Die unterschiedlichen Ausdrucksmittel der beiden Künstler prallen an diesem Abend nicht aufeinander, sondern gehen Hand in Hand. Beide Vollblutmusiker greifen die musikalischen Spielbälle des jeweils anderen geschickt auf, verarbeiten sie auf ihre ihnen eigene Art mit viel kurzweiligem Humor, Spielwitz und Esprit. Resultat ist ein zeitgenössischer, kammermusikalischer Jazz mit abwechslungsreichen Dialogen erster Güte. Auch ein kleiner Abstecher in den Free Jazz muss während der zweiten kurzen Zugabe sein, als es noch einmal wie zu Anfang um Ostern geht.
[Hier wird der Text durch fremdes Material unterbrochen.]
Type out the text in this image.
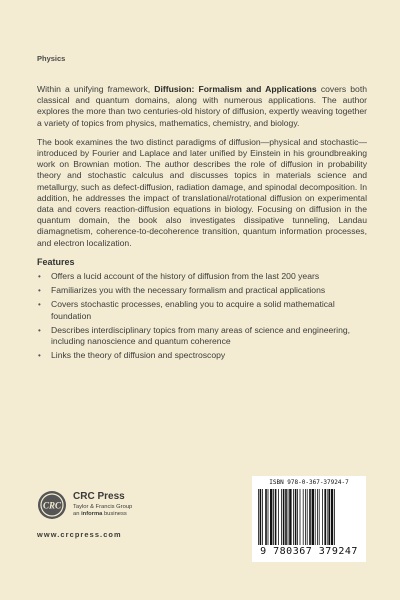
Physics

Within a unifying framework, Diffusion: Formalism and Applications covers both classical and quantum domains, along with numerous applications. The author explores the more than two centuries-old history of diffusion, expertly weaving together a variety of topics from physics, mathematics, chemistry, and biology.

The book examines the two distinct paradigms of diffusion—physical and stochastic—introduced by Fourier and Laplace and later unified by Einstein in his groundbreaking work on Brownian motion. The author describes the role of diffusion in probability theory and stochastic calculus and discusses topics in materials science and metallurgy, such as defect-diffusion, radiation damage, and spinodal decomposition. In addition, he addresses the impact of translational/rotational diffusion on experimental data and covers reaction-diffusion equations in biology. Focusing on diffusion in the quantum domain, the book also investigates dissipative tunneling, Landau diamagnetism, coherence-to-decoherence transition, quantum information processes, and electron localization.

Features
• Offers a lucid account of the history of diffusion from the last 200 years
• Familiarizes you with the necessary formalism and practical applications
• Covers stochastic processes, enabling you to acquire a solid mathematical foundation
• Describes interdisciplinary topics from many areas of science and engineering, including nanoscience and quantum coherence
• Links the theory of diffusion and spectroscopy
CRC
CRC Press
Taylor & Francis Group
an informa business
www.crcpress.com
ISBN 978-0-367-37924-7
9 780367 379247
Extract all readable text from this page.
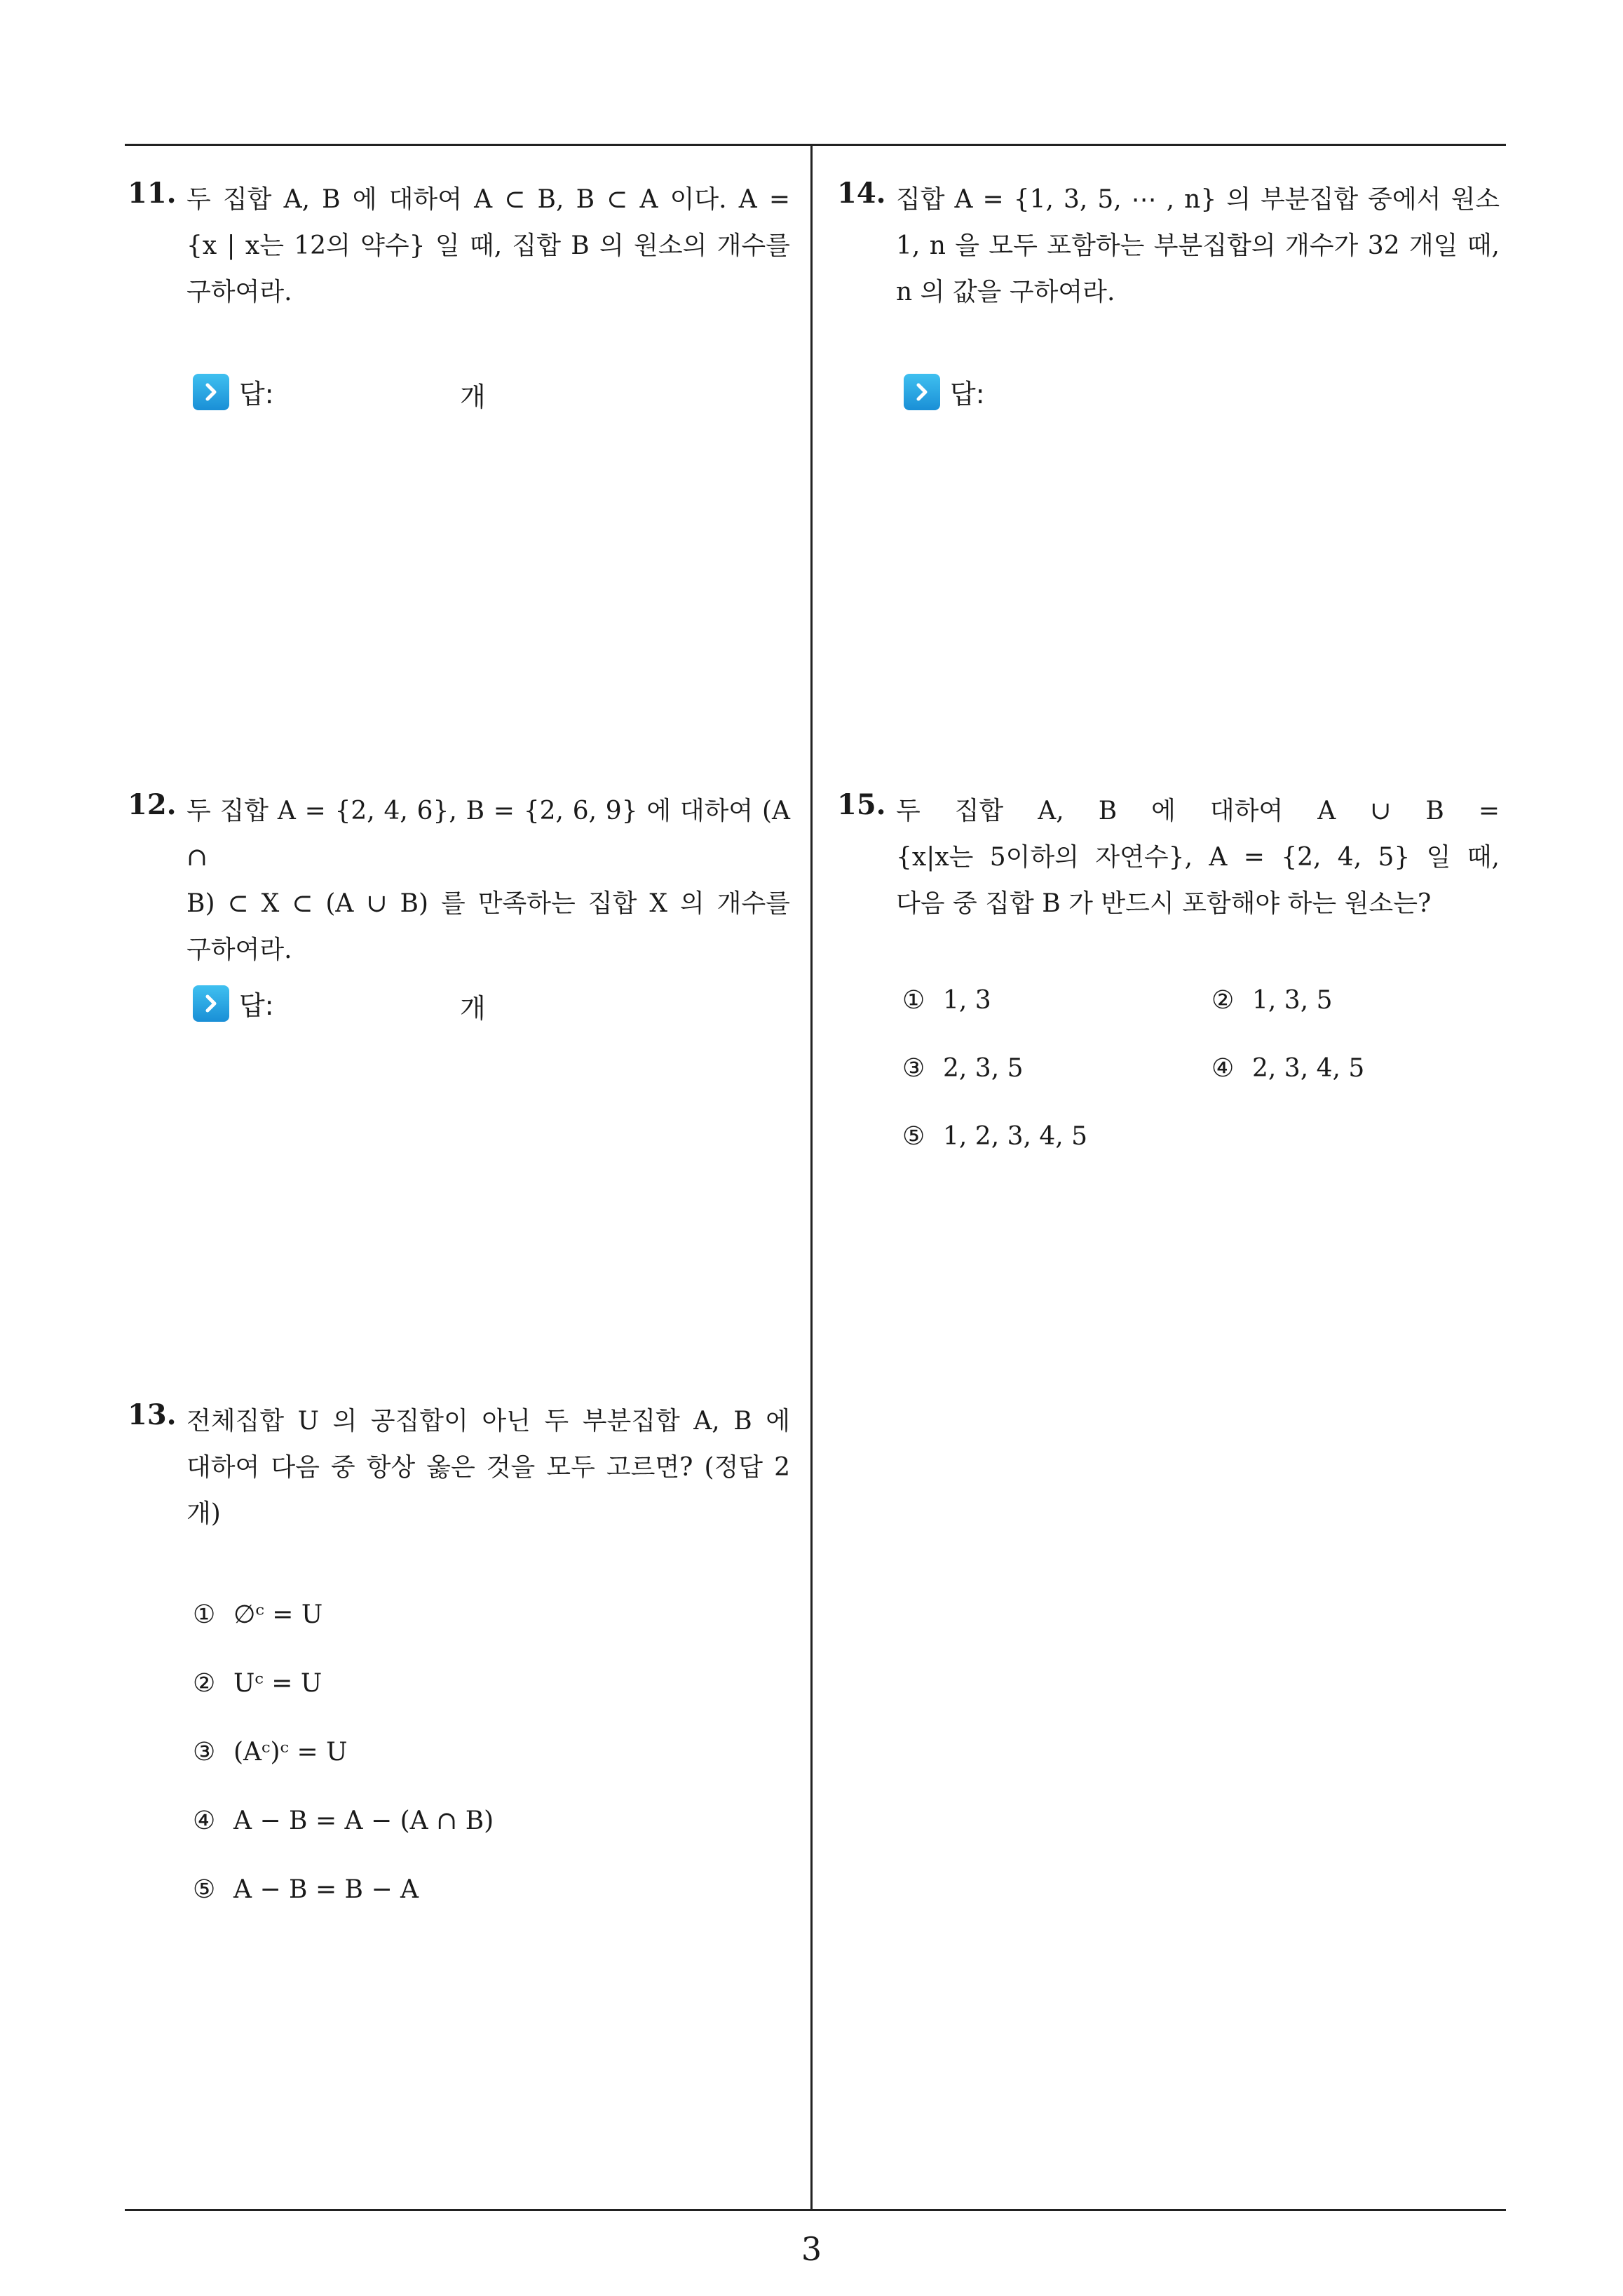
11. 두 집합 A, B 에 대하여 A ⊂ B, B ⊂ A 이다. A =
{x | x는 12의 약수} 일 때, 집합 B 의 원소의 개수를
구하여라.
답:	개
12. 두 집합 A = {2, 4, 6}, B = {2, 6, 9} 에 대하여 (A ∩
B) ⊂ X ⊂ (A ∪ B) 를 만족하는 집합 X 의 개수를
구하여라.
답:	개
13. 전체집합 U 의 공집합이 아닌 두 부분집합 A, B 에
대하여 다음 중 항상 옳은 것을 모두 고르면? (정답 2
개)
① ∅ᶜ = U
② Uᶜ = U
③ (Aᶜ)ᶜ = U
④ A − B = A − (A ∩ B)
⑤ A − B = B − A
14. 집합 A = {1, 3, 5, ⋯ , n} 의 부분집합 중에서 원소
1, n 을 모두 포함하는 부분집합의 개수가 32 개일 때,
n 의 값을 구하여라.
답:
15. 두 집합 A, B 에 대하여 A ∪ B =
{x|x는 5이하의 자연수}, A = {2, 4, 5} 일 때,
다음 중 집합 B 가 반드시 포함해야 하는 원소는?
① 1, 3	② 1, 3, 5
③ 2, 3, 5	④ 2, 3, 4, 5
⑤ 1, 2, 3, 4, 5
3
Brutale Klaviercluster paaren sich mit markerschütternden Klarinettenklängen. Ja, dann erinnert man sich: Trovesi hat sich nämlich einmal in den 1970-er Jahren damit beschäftigt, unter anderem mit Peter Kowald und Günter „Baby“ Sommer zusammengespielt.

Zudem lassen ihre Soli keine Wünsche offen. Trovesi ist ein Klangzauberer an der tiefen und normalen Klarinette. Meisterhafte Überblastechnik, virtuose Tonfolgen in allen Registern, traumhaft schöne, weiche Klänge und eruptive Ausbrüche faszinieren allenthalben. Lüdemann ist ebenfalls ein großer Meister an seinem Instrument. Rasend schnelle Akkordkaskaden, wirbelnde Tonfolgen über die gesamte Tastatur, dazu die volle Dynamik ausnutzend vom hauchzarten Piano bis hin zum knallharten Fortissimo ziehen in ihren Bann.

Die Stühle in der unteren Halle des Anwesens sind zwar nur, wie derzeit überall zu erleben, überschaubar besetzt. Doch die anwesenden Musikfreunde applaudieren zu Recht derart laut, als sei das Auditorium brechend voll. Zwei kurze Zugaben sind der Dank dafür.